Why the post-editing paradigm is breaking down in the age of LLMs

Dr. Alon Lavie, VP of AI Research at Phrase

Strategic Advisor, AI

Last updated on May 22, 2026.

I recently had the opportunity to join Ana Guerber of Arenas on The Visible Art of Translation podcast, where we discussed the evolving role of machine translation and AI in literary and professional creative translation. What began as a broad conversation about quality and creativity quickly converged on a more fundamental question:

Overview

Are we still thinking about translation, and translation workflows, in the right way?
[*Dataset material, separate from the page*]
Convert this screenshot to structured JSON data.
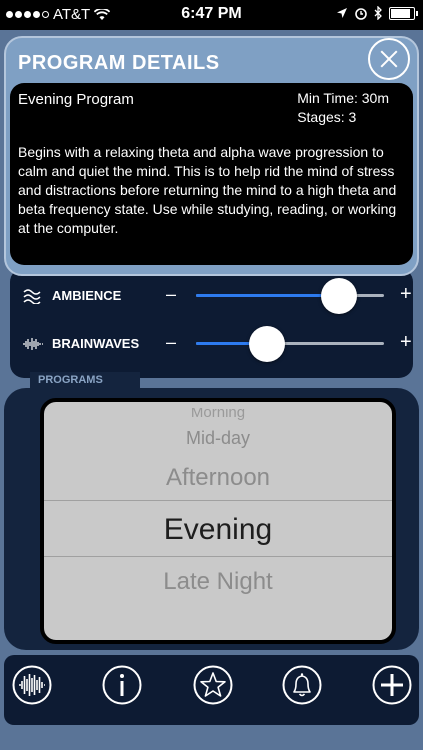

This two-part article picks up that conversation, focusing on the implications for how translation quality is evaluated and how workflows are designed.

Over the past two decades, the field has made remarkable progress. Machine translation systems have improved dramatically, and automated evaluation metrics have become far more sophisticated. Yet, many of the workflows and assumptions that underpin how we use these technologies have remained largely unchanged.

With the emergence of large language models (LLMs), that mismatch is becoming increasingly visible.

Rethinking what “quality” actually means

A useful place to start is with the concept of translation quality itself.

In much of the industry, quality is often treated, implicitly or explicitly, as a single measurable dimension. In reality, it is far more complex. At a minimum, a high-quality translation must be faithful to the source and grammatically correct and fluent in the target language. These are necessary conditions.

They are not sufficient.

What constitutes an outstanding translation depends heavily on the context in which it is used. In literary translation, more creative qualities such as voice, nuance, and reader engagement become central. In medical or technical domains, clarity, precision, and terminological consistency dominate. In marketing, tone, cultural alignment, and brand voice take precedence.

Translation quality is therefore not a single scalar value. It is multi-dimensional and use-case dependent.

This observation is not new. Frameworks such as MQM (Multidimensional Quality Metrics) were developed precisely to allow human evaluators to assess quality across multiple dimensions including accuracy, fluency, terminology and style, rather than collapsing everything into a single score. MQM made this multi-dimensionality operational for human evaluation.

What is new is the growing tension between this reality and how quality is often operationalized in automated settings.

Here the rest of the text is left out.